I was watching television the other night and a commercial appeared. It featured a woman, who would probably be considered Latina, speaking to the camera seductively and saying, "I love Latinos. How passionate they are, the way they look, the way they talk." She then provided the number for a hotline where anyone can talk to a Latina woman whenever they want, for as long as they want (after paying a fee, of course).

Is this how far we've come? More than 40 years after the Civil Rights Act of 1964, which outlawed discrimination based on race, color or national origin (as well as sex and religion), society is still placing stereotypes on certain races and ethnic groups. According to the woman in the commercial, every Latino is passionate and looks or talks a certain way.

The sad part is that eight years ago, Alan R. Templeton, a professor of biology at Washington University, found that, scientifically speaking, race doesn't even exist.

Templeton reached this conclusion after analyzing millions of genetic sequences found in three distinct types of human DNA.

"Race is a real cultural, political and economic concept in society, but it is not a biological concept, and that unfortunately is what many people wrongfully consider to be the essence of race in humans - genetic differences," Templeton said. "For race to have any scientific validity and integrity it has to have generality beyond any one species. If it doesn't, the concept is meaningless."

So, if race doesn't exist, then why is it still an issue?

For one thing, it's profitable. Cable television channels such as Black Entertainment Television (BET) can easily project their programs at young African-American teenagers and gain a wide audience.

Corporations will pay Viacom Inc., BET's owner, thousands of dollars to advertise during the channel's commercial breaks. Colleges and universities can make themselves appear munificent by instating affirmative action programs. These encourage enrollment, but make "minorities" appear inferior by saying that they need assistance to matriculate into a school.

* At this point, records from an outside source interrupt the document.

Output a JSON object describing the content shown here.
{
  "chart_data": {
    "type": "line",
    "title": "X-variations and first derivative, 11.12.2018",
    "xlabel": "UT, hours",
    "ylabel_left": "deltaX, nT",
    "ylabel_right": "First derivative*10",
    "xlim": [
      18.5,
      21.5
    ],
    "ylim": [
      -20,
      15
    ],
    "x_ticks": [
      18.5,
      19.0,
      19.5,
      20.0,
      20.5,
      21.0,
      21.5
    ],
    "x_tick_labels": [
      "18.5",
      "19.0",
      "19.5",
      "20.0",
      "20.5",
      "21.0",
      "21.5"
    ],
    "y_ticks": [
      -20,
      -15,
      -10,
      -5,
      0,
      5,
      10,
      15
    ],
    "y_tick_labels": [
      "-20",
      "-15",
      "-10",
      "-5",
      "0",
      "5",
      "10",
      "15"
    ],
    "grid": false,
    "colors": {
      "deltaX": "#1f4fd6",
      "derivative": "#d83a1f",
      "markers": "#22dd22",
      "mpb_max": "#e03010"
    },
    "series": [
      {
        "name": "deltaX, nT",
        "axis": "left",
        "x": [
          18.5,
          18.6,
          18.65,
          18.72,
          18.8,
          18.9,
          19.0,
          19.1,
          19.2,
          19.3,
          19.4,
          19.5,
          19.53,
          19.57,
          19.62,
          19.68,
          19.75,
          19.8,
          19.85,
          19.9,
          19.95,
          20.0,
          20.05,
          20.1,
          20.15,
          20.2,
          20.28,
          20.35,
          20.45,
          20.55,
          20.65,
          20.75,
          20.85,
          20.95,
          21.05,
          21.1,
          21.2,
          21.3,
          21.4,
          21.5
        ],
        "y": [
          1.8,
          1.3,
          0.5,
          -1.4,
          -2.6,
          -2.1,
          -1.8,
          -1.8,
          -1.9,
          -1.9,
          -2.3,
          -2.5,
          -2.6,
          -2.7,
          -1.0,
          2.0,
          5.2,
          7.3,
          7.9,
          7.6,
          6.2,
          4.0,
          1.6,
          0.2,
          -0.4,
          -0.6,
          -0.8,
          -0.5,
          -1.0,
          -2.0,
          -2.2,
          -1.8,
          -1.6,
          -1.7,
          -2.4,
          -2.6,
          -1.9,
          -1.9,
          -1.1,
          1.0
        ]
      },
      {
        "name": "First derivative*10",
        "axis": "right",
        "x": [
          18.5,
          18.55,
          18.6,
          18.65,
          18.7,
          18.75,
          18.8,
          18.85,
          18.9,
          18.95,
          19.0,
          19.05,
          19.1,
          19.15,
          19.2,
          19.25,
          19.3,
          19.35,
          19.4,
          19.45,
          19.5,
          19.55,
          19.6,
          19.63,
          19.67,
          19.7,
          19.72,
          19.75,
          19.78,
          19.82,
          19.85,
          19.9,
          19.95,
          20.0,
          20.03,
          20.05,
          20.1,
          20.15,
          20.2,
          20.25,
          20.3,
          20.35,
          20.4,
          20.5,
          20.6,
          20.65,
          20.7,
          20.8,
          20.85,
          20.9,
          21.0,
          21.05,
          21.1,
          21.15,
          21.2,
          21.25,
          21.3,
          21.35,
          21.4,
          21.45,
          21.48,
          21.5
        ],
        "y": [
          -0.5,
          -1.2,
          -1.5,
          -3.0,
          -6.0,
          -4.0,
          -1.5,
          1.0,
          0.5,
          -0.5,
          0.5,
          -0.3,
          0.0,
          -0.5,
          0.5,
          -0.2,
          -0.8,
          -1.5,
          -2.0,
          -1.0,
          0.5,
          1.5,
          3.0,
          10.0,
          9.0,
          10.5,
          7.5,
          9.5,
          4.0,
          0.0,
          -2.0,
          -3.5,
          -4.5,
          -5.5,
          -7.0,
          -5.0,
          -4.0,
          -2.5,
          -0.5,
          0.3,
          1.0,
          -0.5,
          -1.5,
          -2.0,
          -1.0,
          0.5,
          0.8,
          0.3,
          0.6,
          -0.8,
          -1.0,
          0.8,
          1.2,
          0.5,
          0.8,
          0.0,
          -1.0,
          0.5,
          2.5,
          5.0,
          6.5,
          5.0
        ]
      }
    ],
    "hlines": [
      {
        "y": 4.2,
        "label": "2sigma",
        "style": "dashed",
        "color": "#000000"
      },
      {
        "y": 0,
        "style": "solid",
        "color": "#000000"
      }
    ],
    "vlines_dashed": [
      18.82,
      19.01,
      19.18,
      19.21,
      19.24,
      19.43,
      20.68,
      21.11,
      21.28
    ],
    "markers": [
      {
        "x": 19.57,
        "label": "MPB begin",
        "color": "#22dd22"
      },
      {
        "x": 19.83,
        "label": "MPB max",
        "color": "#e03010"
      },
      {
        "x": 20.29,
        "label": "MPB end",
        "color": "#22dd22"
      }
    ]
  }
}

Secondly, people simply don't like change. Race has been an issue since the beginning of mankind, and to remove it from our culture would be a drastic and tumultuous endeavor.

It's sad that so few people are likely to make such a switch. If they were, it would eliminate many of the problems that have haunted mankind for centuries. In a colorblind world, tragedies such as Rwanda or the Holocaust would be unheard of. In today's society, it's easy to become biased or discriminatory when the media constantly presents images of the latest African-American suspect in a murder, or the latest war that holds some connection with the Jews.

One of the most pragmatic things that society can do to mitigate stereotypes and crime is to forget race. It would be an arduous and interminable process, but mankind would come out better in the end.